Basic Access Controls Remain Catastrophically Inadequate
- Multiple major data breaches during Q4 2025 resulted from organizations failing to revoke system access for departed employees, including an education technology company where hackers exploited credentials from an employee who had left over a year earlier with super-administrator IT privileges that were never disabled.
- South Korea’s Coupang, the nation’s Amazon equivalent, suffered a breach exposing personal data of every adult citizen after a former employee who had returned to China retained valid system credentials for more than a year post-departure, demonstrating that even large sophisticated technology companies fail to implement fundamental access management protocols.
- The Federal Trade Commission has now sanctioned three separate organizations within recent months for data breaches involving unrevoked former employee credentials, including a cryptocurrency firm that lost $186 million when hackers used an old employee ID to penetrate systems, suggesting systemic cultural problems where operational convenience persistently overrides security discipline despite catastrophic breach consequences.
Independent AI-Enabled Whistleblowers Transform Enforcement
- The Dana-Farber Cancer Institute paid $15 million to settle False Claims Act charges in December 2025 after a UK-based biomedical researcher with no institutional affiliation used AI image analysis tools as a hobby to identify manipulated and duplicate images in research studies that formed the basis for federal grant applications.

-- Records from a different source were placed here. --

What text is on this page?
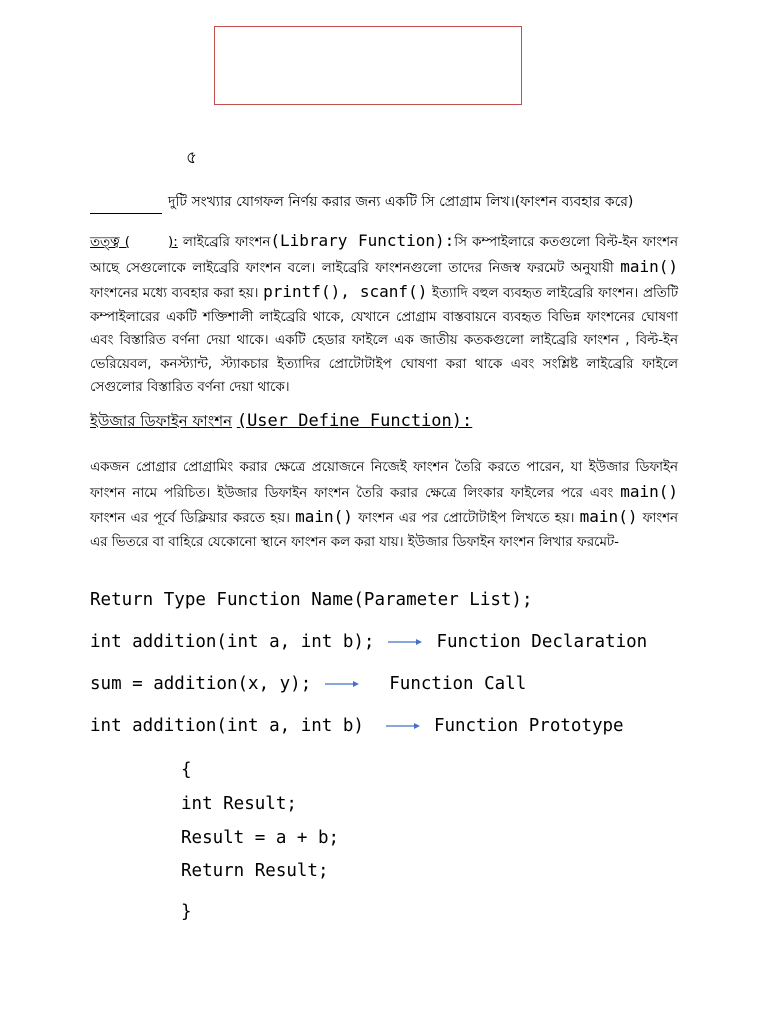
৫
দুটি সংখ্যার যোগফল নির্ণয় করার জন্য একটি সি প্রোগ্রাম লিখ।(ফাংশন ব্যবহার করে)
তত্ত্ব (	): লাইব্রেরি ফাংশন(Library Function):সি কম্পাইলারে কতগুলো বিল্ট-ইন ফাংশন আছে সেগুলোকে লাইব্রেরি ফাংশন বলে। লাইব্রেরি ফাংশনগুলো তাদের নিজস্ব ফরমেট অনুযায়ী main() ফাংশনের মধ্যে ব্যবহার করা হয়। printf(), scanf() ইত্যাদি বহুল ব্যবহৃত লাইব্রেরি ফাংশন। প্রতিটি কম্পাইলারের একটি শক্তিশালী লাইব্রেরি থাকে, যেখানে প্রোগ্রাম বাস্তবায়নে ব্যবহৃত বিভিন্ন ফাংশনের ঘোষণা এবং বিস্তারিত বর্ণনা দেয়া থাকে। একটি হেডার ফাইলে এক জাতীয় কতকগুলো লাইব্রেরি ফাংশন , বিল্ট-ইন ভেরিয়েবল, কনস্ট্যান্ট, স্ট্যাকচার ইত্যাদির প্রোটোটাইপ ঘোষণা করা থাকে এবং সংশ্লিষ্ট লাইব্রেরি ফাইলে সেগুলোর বিস্তারিত বর্ণনা দেয়া থাকে।
ইউজার ডিফাইন ফাংশন (User Define Function):
একজন প্রোগ্রার প্রোগ্রামিং করার ক্ষেত্রে প্রয়োজনে নিজেই ফাংশন তৈরি করতে পারেন, যা ইউজার ডিফাইন ফাংশন নামে পরিচিত। ইউজার ডিফাইন ফাংশন তৈরি করার ক্ষেত্রে লিংকার ফাইলের পরে এবং main() ফাংশন এর পূর্বে ডিক্লিয়ার করতে হয়। main() ফাংশন এর পর প্রোটোটাইপ লিখতে হয়। main() ফাংশন এর ভিতরে বা বাহিরে যেকোনো স্থানে ফাংশন কল করা যায়। ইউজার ডিফাইন ফাংশন লিখার ফরমেট-
Return Type Function Name(Parameter List);
int addition(int a, int b);	Function Declaration
sum = addition(x, y);	Function Call
int addition(int a, int b)	Function Prototype
{
int Result;
Result = a + b;
Return Result;
}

- The independent whistleblower received a $2.6 million award for detecting fraud that internal peer review processes failed to catch, demonstrating how AI tools enable globally distributed individuals with no insider access to identify corporate misconduct faster and more comprehensively than traditional internal controls or compliance monitoring.
- Organizations now face an enforcement arms race where sophisticated external actors equipped with AI analytical capabilities can scrutinize publicly available documents, social media, regulatory filings, and research publications to detect anomalies that trigger whistleblower lawsuits, requiring companies to deploy comparable AI-enabled monitoring systems to identify compliance problems before external whistleblowers weaponize findings in qui tam litigation.
Conclusion
The fourth quarter of 2025 crystallized several inflection points that will define the compliance profession’s evolution into 2026 and beyond. The simultaneous intensification of individual accountability in FCPA enforcement, the regulatory vacuum in AI governance, and the proliferation of AI-enabled external whistleblowers collectively signal that traditional compliance approaches emphasizing policies, training, and periodic assessments no longer suffice. Compliance officers must transition from administrative coordinators to technical risk managers capable of auditing algorithmic systems, validating data integrity, and anticipating how technological capabilities enable both new forms of misconduct and new detection mechanisms. Organizations that continue treating compliance as a cost center focused on regulatory box-checking will find themselves increasingly vulnerable to enforcement actions driven by sophisticated external actors, while those that invest in technically competent, proactive compliance functions position themselves for competitive advantage through superior risk management.